Eine starre Fristenregelung verpflichtet den Mieter, Schönheitsreparaturen zu fest vorgegebenen Zeitpunkten auszuführen (z. B. „Küche und Bad alle drei Jahre"), unabhängig davon, ob die Räume tatsächlich renovierungsbedürftig sind.
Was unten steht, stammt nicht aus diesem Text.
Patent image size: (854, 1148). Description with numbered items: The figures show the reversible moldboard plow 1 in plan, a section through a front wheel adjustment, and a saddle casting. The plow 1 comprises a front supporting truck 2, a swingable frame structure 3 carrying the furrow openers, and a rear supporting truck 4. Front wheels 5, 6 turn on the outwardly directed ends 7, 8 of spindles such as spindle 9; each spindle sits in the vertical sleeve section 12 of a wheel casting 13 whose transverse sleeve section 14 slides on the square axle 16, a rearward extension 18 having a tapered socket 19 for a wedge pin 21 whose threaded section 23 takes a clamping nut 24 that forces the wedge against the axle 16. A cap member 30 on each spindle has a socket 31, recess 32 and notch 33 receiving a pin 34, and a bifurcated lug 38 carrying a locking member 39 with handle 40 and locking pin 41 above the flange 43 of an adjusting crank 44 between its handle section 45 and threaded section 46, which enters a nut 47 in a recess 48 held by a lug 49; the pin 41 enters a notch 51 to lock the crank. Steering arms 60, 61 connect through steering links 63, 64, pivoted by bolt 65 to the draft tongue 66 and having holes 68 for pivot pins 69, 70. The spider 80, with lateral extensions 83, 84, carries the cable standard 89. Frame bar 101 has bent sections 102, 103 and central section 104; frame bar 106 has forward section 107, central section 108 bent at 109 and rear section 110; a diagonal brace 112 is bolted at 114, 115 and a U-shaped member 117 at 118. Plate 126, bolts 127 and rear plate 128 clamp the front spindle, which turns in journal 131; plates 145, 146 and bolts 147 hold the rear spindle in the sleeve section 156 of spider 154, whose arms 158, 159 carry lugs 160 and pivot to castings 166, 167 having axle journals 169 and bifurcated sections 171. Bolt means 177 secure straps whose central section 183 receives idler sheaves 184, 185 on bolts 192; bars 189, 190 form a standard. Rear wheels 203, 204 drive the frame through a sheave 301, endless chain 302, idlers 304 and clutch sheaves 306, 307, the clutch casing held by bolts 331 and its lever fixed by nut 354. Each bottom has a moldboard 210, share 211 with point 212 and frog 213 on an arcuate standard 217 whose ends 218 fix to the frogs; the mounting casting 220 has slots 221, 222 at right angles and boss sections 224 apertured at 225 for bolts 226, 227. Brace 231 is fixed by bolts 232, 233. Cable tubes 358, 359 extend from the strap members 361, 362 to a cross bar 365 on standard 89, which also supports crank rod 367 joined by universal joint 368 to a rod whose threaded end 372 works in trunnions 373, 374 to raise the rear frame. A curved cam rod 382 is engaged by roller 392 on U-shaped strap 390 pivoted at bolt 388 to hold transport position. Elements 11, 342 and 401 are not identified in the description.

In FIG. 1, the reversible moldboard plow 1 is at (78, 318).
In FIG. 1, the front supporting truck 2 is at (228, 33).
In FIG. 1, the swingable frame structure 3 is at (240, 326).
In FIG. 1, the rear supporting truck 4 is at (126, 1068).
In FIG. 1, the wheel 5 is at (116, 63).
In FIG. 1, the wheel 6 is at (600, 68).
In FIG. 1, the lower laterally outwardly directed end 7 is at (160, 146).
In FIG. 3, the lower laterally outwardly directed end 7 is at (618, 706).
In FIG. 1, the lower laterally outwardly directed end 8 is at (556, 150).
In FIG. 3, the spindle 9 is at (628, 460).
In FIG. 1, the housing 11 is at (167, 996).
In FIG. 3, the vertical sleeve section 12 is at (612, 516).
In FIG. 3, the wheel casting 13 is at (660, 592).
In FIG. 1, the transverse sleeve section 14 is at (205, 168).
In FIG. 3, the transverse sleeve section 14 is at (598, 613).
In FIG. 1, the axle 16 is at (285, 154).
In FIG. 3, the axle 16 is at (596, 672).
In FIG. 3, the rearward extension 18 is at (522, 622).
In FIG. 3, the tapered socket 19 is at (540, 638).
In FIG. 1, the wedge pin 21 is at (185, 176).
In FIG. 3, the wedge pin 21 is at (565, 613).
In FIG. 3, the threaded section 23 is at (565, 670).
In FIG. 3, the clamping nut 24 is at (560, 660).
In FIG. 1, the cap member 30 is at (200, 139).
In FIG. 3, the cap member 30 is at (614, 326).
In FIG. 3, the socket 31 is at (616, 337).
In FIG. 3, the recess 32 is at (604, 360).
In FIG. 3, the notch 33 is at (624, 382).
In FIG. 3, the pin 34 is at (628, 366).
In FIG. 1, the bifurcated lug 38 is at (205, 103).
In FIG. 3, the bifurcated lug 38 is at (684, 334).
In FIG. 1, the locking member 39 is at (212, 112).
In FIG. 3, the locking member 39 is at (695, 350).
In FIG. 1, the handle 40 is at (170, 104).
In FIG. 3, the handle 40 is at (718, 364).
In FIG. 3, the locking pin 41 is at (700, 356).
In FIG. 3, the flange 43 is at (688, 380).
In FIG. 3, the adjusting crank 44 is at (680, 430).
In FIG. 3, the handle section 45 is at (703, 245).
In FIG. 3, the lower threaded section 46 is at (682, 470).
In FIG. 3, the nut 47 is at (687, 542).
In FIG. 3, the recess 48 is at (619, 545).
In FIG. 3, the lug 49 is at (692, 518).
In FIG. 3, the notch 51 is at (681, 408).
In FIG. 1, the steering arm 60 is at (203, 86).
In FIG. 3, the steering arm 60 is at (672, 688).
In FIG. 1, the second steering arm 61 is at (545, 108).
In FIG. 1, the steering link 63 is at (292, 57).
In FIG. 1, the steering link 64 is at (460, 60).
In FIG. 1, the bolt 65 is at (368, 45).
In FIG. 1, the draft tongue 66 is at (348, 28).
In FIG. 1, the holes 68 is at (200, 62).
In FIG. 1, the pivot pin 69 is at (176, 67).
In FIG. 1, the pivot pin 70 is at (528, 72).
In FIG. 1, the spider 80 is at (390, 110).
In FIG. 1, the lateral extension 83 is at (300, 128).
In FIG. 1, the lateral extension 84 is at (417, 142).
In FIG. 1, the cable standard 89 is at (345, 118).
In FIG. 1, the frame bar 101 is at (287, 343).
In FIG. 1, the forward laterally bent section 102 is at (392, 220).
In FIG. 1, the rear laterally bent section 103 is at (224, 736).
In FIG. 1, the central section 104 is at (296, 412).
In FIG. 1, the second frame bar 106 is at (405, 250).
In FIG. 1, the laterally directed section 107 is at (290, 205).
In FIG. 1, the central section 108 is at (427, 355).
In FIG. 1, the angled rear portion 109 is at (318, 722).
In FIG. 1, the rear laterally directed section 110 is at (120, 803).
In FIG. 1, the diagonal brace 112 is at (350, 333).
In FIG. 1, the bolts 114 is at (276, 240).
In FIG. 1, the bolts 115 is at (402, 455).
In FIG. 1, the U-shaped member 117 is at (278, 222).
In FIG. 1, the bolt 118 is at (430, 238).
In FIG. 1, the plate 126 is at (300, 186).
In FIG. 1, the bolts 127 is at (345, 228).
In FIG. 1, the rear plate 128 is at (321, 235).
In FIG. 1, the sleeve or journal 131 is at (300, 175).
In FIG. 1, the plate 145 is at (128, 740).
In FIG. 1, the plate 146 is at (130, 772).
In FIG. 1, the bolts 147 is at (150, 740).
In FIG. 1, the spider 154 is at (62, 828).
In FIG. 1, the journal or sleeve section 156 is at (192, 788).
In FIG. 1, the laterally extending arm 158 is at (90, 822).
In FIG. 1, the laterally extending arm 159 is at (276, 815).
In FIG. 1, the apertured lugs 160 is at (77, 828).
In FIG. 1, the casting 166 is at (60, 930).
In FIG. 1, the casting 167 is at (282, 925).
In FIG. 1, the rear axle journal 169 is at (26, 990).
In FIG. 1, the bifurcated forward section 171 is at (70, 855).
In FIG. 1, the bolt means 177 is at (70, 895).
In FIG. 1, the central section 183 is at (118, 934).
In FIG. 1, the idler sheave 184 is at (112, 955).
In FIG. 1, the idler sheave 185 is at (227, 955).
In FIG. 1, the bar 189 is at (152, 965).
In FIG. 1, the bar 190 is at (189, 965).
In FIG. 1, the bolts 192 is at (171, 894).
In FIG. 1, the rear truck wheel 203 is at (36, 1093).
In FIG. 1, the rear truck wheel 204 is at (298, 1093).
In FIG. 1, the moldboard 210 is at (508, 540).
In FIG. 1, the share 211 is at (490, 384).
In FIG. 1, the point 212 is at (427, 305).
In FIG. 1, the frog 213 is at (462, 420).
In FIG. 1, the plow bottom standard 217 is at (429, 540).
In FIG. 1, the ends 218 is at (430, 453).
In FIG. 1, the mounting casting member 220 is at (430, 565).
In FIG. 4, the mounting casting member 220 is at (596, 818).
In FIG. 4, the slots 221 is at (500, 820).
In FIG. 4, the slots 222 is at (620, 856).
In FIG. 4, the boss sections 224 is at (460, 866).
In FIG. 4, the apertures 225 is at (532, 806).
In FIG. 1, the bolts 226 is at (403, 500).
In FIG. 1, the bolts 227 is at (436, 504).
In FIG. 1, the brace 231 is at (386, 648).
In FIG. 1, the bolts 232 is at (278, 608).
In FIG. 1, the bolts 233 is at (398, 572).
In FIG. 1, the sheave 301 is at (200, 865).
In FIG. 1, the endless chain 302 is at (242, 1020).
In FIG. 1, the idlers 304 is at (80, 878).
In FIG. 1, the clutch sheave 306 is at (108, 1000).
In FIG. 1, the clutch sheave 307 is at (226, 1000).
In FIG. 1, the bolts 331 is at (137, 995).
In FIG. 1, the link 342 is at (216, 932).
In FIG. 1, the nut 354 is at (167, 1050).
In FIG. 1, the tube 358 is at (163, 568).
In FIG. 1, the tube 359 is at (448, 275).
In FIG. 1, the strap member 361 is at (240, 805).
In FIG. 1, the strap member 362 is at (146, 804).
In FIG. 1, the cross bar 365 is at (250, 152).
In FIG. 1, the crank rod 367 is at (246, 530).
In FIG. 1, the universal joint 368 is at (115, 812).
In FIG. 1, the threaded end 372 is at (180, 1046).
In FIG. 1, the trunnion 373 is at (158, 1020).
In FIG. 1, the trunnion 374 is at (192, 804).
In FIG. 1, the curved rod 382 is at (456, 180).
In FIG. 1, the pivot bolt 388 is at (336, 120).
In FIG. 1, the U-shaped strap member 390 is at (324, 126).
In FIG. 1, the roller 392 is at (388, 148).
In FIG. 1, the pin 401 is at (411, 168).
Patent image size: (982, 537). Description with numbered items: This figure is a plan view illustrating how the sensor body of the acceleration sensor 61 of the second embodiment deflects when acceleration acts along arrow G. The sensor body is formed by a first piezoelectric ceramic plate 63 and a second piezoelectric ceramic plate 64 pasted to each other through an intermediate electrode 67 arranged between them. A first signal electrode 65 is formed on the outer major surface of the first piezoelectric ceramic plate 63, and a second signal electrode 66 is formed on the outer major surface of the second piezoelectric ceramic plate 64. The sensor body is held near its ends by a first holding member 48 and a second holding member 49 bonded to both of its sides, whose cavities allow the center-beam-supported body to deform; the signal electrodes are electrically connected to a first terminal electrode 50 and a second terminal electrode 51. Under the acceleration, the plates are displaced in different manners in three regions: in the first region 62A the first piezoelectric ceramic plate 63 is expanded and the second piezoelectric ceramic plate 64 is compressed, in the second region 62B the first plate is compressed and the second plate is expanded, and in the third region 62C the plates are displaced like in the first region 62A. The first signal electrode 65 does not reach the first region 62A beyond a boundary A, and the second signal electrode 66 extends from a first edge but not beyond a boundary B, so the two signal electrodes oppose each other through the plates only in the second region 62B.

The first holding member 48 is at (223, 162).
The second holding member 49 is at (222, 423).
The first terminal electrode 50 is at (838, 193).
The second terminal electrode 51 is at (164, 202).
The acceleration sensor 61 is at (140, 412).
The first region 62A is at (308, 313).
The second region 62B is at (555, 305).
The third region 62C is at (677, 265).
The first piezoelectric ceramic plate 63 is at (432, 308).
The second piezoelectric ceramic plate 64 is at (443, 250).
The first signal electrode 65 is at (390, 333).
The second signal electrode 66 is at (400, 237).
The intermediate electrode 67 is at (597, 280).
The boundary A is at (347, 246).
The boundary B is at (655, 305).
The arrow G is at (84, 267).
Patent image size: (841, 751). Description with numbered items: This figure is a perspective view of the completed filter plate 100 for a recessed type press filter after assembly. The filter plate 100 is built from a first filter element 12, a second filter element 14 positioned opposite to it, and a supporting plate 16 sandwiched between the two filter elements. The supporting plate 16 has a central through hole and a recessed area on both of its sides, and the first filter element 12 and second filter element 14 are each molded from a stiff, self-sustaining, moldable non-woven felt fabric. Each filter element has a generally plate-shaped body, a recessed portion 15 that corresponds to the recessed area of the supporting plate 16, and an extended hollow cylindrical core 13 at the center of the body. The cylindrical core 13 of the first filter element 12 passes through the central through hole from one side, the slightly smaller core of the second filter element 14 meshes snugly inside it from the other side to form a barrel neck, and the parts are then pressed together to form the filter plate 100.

Solche Klauseln sind nach ständiger Rechtsprechung als unangemessene Benachteiligung des Mieters unwirksam.

Ausführliche Erklärung

Für Makler ist die Unterscheidung zwischen zulässigen und unzulässigen Fristenregelungen bei der Prüfung von Mietvertragsmustern besonders praxisrelevant, da starre Klauseln nach wie vor in vielen älteren, ungeprüften Vertragsvorlagen kursieren.

Rechtliche Einordnung:

  • Ursprung der Fristenwerte: Die üblichen Intervalle (Küche/Bad/Dusche alle drei Jahre, Wohn-/Schlafräume/Flure alle fünf Jahre, andere Nebenräume alle sieben Jahre) stammen aus einer früheren Verwaltungsvorschrift des Bundesjustizministeriums und sind als unverbindliche Richtwerte grundsätzlich zulässig, solange die Klausel erkennbar macht, dass es sich nur um eine Orientierung „im Allgemeinen" handelt und der tatsächliche Erhaltungszustand maßgeblich bleibt.
  • Unwirksamkeit bei zwingender Formulierung: Sobald die Klausel den Mieter zur Renovierung „spätestens nach X Jahren" verpflichtet, ohne Bezug auf den tatsächlichen Abnutzungsgrad zuzulassen, liegt eine unangemessene Benachteiligung nach § 307 BGB vor – die Klausel ist insgesamt unwirksam, mit der Folge, dass der Mieter gar keine Schönheitsreparaturen schuldet.
  • Kombination mit unrenoviertem Zustand: Eine starre Fristenklausel ist erst recht unwirksam, wenn zusätzlich die Wohnung dem Mieter unrenoviert übergeben wurde, ohne dass ein Ausgleich vereinbart wurde (siehe Schönheitsreparaturklausel).
  • Auswirkung auf die Vertragsgestaltung: Vermieter sollten in aktuellen Verträgen entweder auf feste Fristen ganz verzichten und stattdessen eine bedarfsorientierte Formulierung wählen („nach Bedarf, orientiert an üblichen Fristen von ca. drei bis sieben Jahren je nach Beanspruchung") oder die Schönheitsreparaturen ganz beim Vermieter belassen und über die Miete kalkulieren.

Beispiel aus der Praxis

Ein Mietvertrag enthält die Klausel „Der Mieter ist verpflichtet, Küche und Bad alle drei Jahre, sonstige Räume alle fünf Jahre fachgerecht zu renovieren." Da die Klausel keinen Bezug zum tatsächlichen Renovierungsbedarf zulässt, ist sie als starre Fristenregelung unwirksam – der Mieter muss trotz Ablaufs der Fristen nicht renovieren, solange die Räume noch in ordentlichem Zustand sind.

Rechtsgrundlage

  • § 307 BGB – AGB-Inhaltskontrolle: Unangemessene Benachteiligung des Mieters durch starre, zustandsunabhängige Fristen.
  • § 535 Abs. 1 Satz 2 BGB – Gesetzliche Erhaltungspflicht des Vermieters als Ausgangspunkt bei Unwirksamkeit der Abwälzungsklausel.